A Fort Saskatchewan, Alta., artist has challenged 100 artists to draw a 1950 Ford from memory for an upcoming show at the Art Gallery of Alberta in Edmonton.

It's not such a strange request, Anthony Easton, a photographer, writer and guest curator, told CBC News.

It's a riff on a 1977 text painting by U.S. artist Ed Ruscha, which comprises the words: Will 100 Artists Please Draw a 1950 Ford From Memory.

"It's not really about the 1950 Ford. It's about questions and answers, it's about how memory works," Easton said.

He issued the invitation to about 400 artists to get his 100 participants.

And they're artists in the broadest sense of the word, including graphic artists, book illustrators, conceptual artists and others who use drawing in their trade.

Many of them have no memory at all of a 1950 Ford, some have seen one only in the movies or in other art works.

The exercise is a tribute to Ruscha, a painter, photographer and filmmaker connected with the rise of pop art, Easton said.

Ruscha issued his challenge in a "loose and jokey way," Easton said.

And artists have taken it that way — blogger Yuka Yamaguchi has drawn a 1950 made-in-Japan bicycle with the same brand name: Ford.

Ruscha himself is still living and working in California and has been notified about the project.

"I've always been really inspired by his work and I find it really wry and funny," said Easton, who arranged the show as a guest curator for the Art Gallery of Alberta.

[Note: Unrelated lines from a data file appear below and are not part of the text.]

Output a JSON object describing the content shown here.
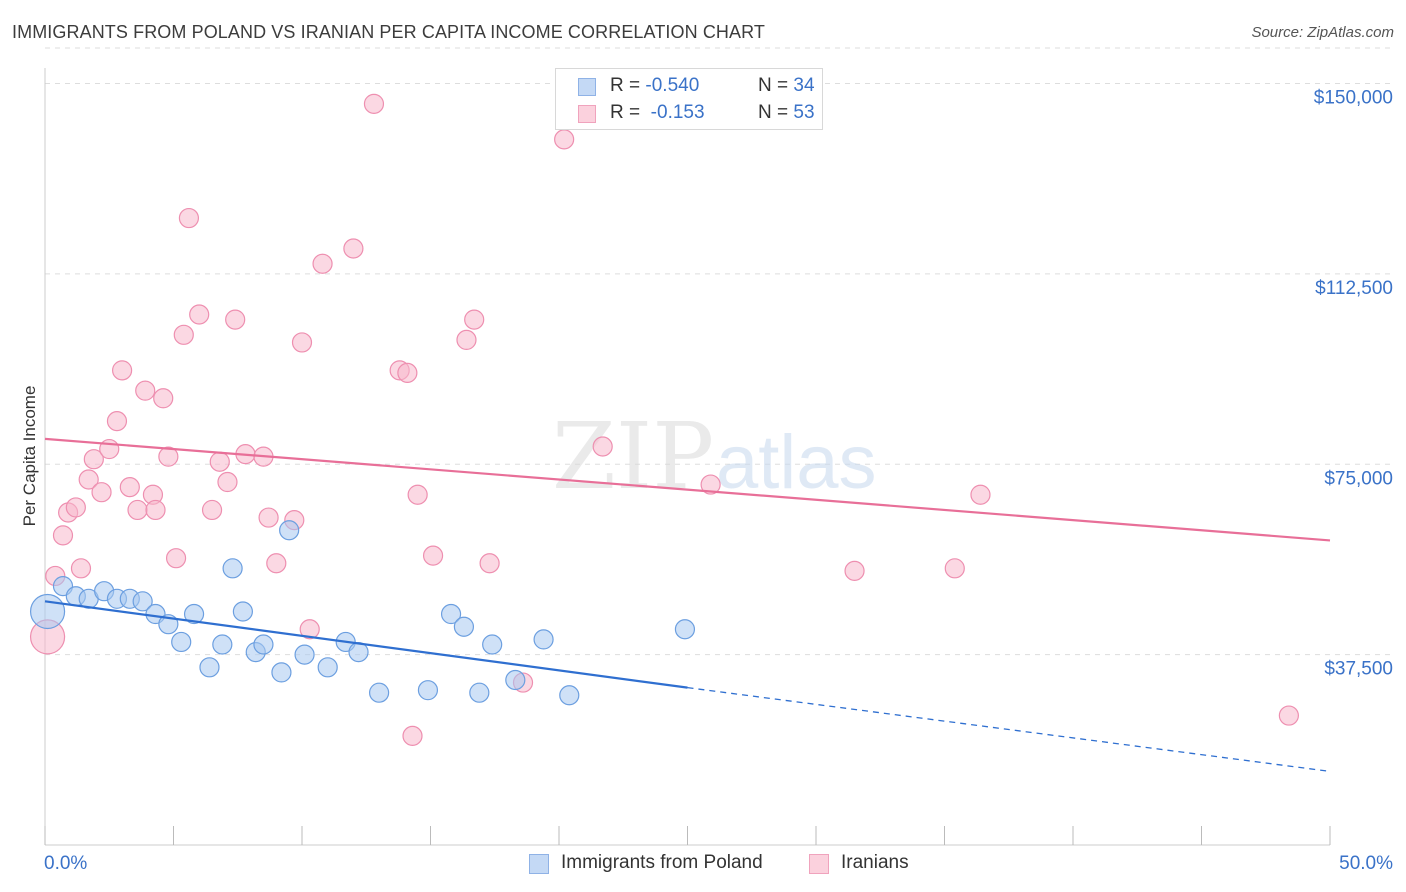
{
  "header": {
    "title": "IMMIGRANTS FROM POLAND VS IRANIAN PER CAPITA INCOME CORRELATION CHART",
    "source": "Source: ZipAtlas.com"
  },
  "watermark": {
    "zip": "ZIP",
    "atlas": "atlas"
  },
  "legend_top": [
    {
      "swatch": "#aecbf0",
      "r_label": "R =",
      "r_value": "-0.540",
      "n_label": "N =",
      "n_value": "34"
    },
    {
      "swatch": "#f9bcd0",
      "r_label": "R =",
      "r_value": " -0.153",
      "n_label": "N =",
      "n_value": "53"
    }
  ],
  "legend_bottom": [
    {
      "swatch": "#c4d9f5",
      "label": "Immigrants from Poland"
    },
    {
      "swatch": "#fbd1dd",
      "label": "Iranians"
    }
  ],
  "colors": {
    "poland_fill": "#a8c8f0",
    "poland_stroke": "#6c9fe0",
    "poland_line": "#2f6fd0",
    "iran_fill": "#f7b8cc",
    "iran_stroke": "#ee8fb0",
    "iran_line": "#e86f98",
    "tick_label": "#3a72c8",
    "grid": "#dddddd"
  },
  "chart_data": {
    "type": "scatter",
    "title": "IMMIGRANTS FROM POLAND VS IRANIAN PER CAPITA INCOME CORRELATION CHART",
    "xlabel": "",
    "ylabel": "Per Capita Income",
    "xlim": [
      0,
      50
    ],
    "ylim": [
      0,
      157000
    ],
    "x_ticks": [
      0,
      5,
      10,
      15,
      20,
      25,
      30,
      35,
      40,
      45,
      50
    ],
    "x_tick_labels": [
      {
        "value": 0,
        "label": "0.0%",
        "anchor": "start"
      },
      {
        "value": 50,
        "label": "50.0%",
        "anchor": "end"
      }
    ],
    "y_ticks": [
      37500,
      75000,
      112500,
      150000
    ],
    "y_tick_labels": [
      "$37,500",
      "$75,000",
      "$112,500",
      "$150,000"
    ],
    "grid": true,
    "legend_position": "top-center",
    "series": [
      {
        "name": "Immigrants from Poland",
        "r": -0.54,
        "n": 34,
        "trend": {
          "x0": 0,
          "y0": 48000,
          "x1": 25,
          "y1": 31000,
          "x_dash_end": 50,
          "y_dash_end": 14500
        },
        "points": [
          [
            0.1,
            46000,
            "large"
          ],
          [
            0.7,
            51000
          ],
          [
            1.2,
            49000
          ],
          [
            1.7,
            48500
          ],
          [
            2.3,
            50000
          ],
          [
            2.8,
            48500
          ],
          [
            3.3,
            48500
          ],
          [
            3.8,
            48000
          ],
          [
            4.3,
            45500
          ],
          [
            4.8,
            43500
          ],
          [
            5.3,
            40000
          ],
          [
            5.8,
            45500
          ],
          [
            6.4,
            35000
          ],
          [
            6.9,
            39500
          ],
          [
            7.3,
            54500
          ],
          [
            7.7,
            46000
          ],
          [
            8.2,
            38000
          ],
          [
            8.5,
            39500
          ],
          [
            9.2,
            34000
          ],
          [
            9.5,
            62000
          ],
          [
            10.1,
            37500
          ],
          [
            11.0,
            35000
          ],
          [
            11.7,
            40000
          ],
          [
            12.2,
            38000
          ],
          [
            13.0,
            30000
          ],
          [
            14.9,
            30500
          ],
          [
            15.8,
            45500
          ],
          [
            16.3,
            43000
          ],
          [
            16.9,
            30000
          ],
          [
            17.4,
            39500
          ],
          [
            18.3,
            32500
          ],
          [
            19.4,
            40500
          ],
          [
            20.4,
            29500
          ],
          [
            24.9,
            42500
          ]
        ]
      },
      {
        "name": "Iranians",
        "r": -0.153,
        "n": 53,
        "trend": {
          "x0": 0,
          "y0": 80000,
          "x1": 50,
          "y1": 60000
        },
        "points": [
          [
            0.1,
            41000,
            "large"
          ],
          [
            0.4,
            53000
          ],
          [
            0.7,
            61000
          ],
          [
            0.9,
            65500
          ],
          [
            1.2,
            66500
          ],
          [
            1.4,
            54500
          ],
          [
            1.7,
            72000
          ],
          [
            1.9,
            76000
          ],
          [
            2.2,
            69500
          ],
          [
            2.5,
            78000
          ],
          [
            2.8,
            83500
          ],
          [
            3.0,
            93500
          ],
          [
            3.3,
            70500
          ],
          [
            3.6,
            66000
          ],
          [
            3.9,
            89500
          ],
          [
            4.2,
            69000
          ],
          [
            4.3,
            66000
          ],
          [
            4.6,
            88000
          ],
          [
            4.8,
            76500
          ],
          [
            5.1,
            56500
          ],
          [
            5.4,
            100500
          ],
          [
            5.6,
            123500
          ],
          [
            6.0,
            104500
          ],
          [
            6.5,
            66000
          ],
          [
            6.8,
            75500
          ],
          [
            7.1,
            71500
          ],
          [
            7.4,
            103500
          ],
          [
            7.8,
            77000
          ],
          [
            8.5,
            76500
          ],
          [
            8.7,
            64500
          ],
          [
            9.0,
            55500
          ],
          [
            9.7,
            64000
          ],
          [
            10.0,
            99000
          ],
          [
            10.3,
            42500
          ],
          [
            10.8,
            114500
          ],
          [
            12.0,
            117500
          ],
          [
            12.8,
            146000
          ],
          [
            13.8,
            93500
          ],
          [
            14.1,
            93000
          ],
          [
            14.3,
            21500
          ],
          [
            14.5,
            69000
          ],
          [
            15.1,
            57000
          ],
          [
            16.4,
            99500
          ],
          [
            16.7,
            103500
          ],
          [
            17.3,
            55500
          ],
          [
            18.6,
            32000
          ],
          [
            20.2,
            139000
          ],
          [
            21.7,
            78500
          ],
          [
            25.9,
            71000
          ],
          [
            31.5,
            54000
          ],
          [
            35.4,
            54500
          ],
          [
            36.4,
            69000
          ],
          [
            48.4,
            25500
          ]
        ]
      }
    ]
  }
}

Easton's own work, 100 Pickup Trucks In and Around Fort Saskatchewan, is a homage to Ruscha's photo piece Every Building on the Sunset Strip, which accordions out to show every individual building.

"I work as a writer and in visual work and I think he combines them in interesting ways," Easton said.

The show, Will 100 Artists Please Draw a 1950 Ford From Memory, will run Sept. 22 to Jan. 6, 2008, at the Art Gallery of Alberta.